The location of the defect in relation to relaxed skin tension lines (RSTLs) and facial aesthetic subunits (Fig. 23-36A,B) is also an essential consideration in planning reconstruction. Scar orientation parallel to RSTLs or those camouflaged within facial aesthetic subunits create an optimal environment for wound healing and eventual scar formation. The importance of reconstructions utilizing these two key factors cannot be over emphasized.
Generically speaking, options for repair include healing by second intention, primary closure, skin graft, and skin flapslocal, regional, or distal. Although most publications on reconstructive surgery concentrate on flap design, one should not underestimate primary closure as a viable source in the appropriately chosen regions. Key considerations to this method are wide subcutaneous undermining, defect size, and location. Primary closure should be the first consideration for reconstruction of a surgical defect, and especially in those patients in whom there is an abundance of adjacent lax tissue, it is often the method of choice. Many cheek and forehead defects can be closed primarily as long as they do not cause distortion of adjacent structures such as the lower eyelid and eyebrow. Key to this determination is defect size, proximity to the structure of concern, as well as laxity of the skin. Primary closure should be oriented parallel to relaxed skin tension lines or hidden within facial aesthetic subunits whenever possible. Except for small midline defects, primary closure is seldom possible on the distal nose. The size and midline location is critical to the outcome so as not to cause unilateral nasal distortion.

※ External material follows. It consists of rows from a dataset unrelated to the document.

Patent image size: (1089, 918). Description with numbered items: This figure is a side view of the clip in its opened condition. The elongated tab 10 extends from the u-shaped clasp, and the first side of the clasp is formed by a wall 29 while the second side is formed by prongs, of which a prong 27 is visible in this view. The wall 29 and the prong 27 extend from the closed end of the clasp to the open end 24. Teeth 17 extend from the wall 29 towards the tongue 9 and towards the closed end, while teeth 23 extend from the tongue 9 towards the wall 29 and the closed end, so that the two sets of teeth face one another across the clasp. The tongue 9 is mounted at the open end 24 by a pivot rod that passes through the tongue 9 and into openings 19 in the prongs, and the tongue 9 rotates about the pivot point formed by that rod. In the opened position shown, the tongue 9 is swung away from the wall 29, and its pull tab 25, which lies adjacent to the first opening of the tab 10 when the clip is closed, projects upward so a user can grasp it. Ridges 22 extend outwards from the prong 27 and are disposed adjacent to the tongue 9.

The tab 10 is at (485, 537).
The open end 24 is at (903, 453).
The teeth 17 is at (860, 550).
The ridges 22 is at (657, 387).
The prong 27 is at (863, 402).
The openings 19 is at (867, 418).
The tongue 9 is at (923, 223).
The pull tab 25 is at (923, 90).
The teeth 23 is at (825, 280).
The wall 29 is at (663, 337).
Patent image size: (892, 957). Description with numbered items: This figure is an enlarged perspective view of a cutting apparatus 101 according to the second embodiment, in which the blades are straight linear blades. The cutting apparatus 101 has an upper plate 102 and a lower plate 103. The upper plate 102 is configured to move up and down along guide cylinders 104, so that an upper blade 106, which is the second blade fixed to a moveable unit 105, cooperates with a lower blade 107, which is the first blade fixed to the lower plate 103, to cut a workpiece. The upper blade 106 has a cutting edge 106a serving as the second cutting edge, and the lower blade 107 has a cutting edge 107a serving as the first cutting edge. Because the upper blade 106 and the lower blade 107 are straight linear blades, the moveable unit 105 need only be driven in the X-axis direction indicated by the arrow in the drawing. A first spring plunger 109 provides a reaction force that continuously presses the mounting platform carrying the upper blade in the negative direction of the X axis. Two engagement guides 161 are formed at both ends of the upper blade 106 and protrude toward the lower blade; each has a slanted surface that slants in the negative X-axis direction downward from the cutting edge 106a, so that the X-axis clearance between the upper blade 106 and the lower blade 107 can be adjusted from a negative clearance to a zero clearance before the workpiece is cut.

Skin grafts are also insufficiently discussed in the literature, even though they can play an essential role. Skin grafts on the face should be full thickness when possible. Compared with split thickness grafts, they have the advantage of creating a better color and texture match. They also create less contour irregularities, resist contraction, do not require special equipment to harvest, and are associated with less donor site morbidity. Typical donor sites for full thickness skin include postauricular, preauricular, and supraclavicular areas. Less commonly used sites are the upper forehead, upper eyelid, and nasolabial fold. When determining which site would be most appropriate to reconstruct, the surgeon must examine the defect for size, skin thickness, skin texture, and depth. Postauricular skin, which is often a first choice, is limited by amount of skin for harvest and thin nature, and often it is light colored. Preauricular skin is an excellent choice for thickness and color match, but is also limited by defect size. For larger defects, the supraclavicular region is excellent; however, skin match for the face may be suboptimal. When harvesting skin graft donor sites around the ear, prior facelift scarring can limit tissue availability. Adequate fat trimming from the skin undersurface and postoperative bolster placement are important in helping to maintain graft survivability after placement.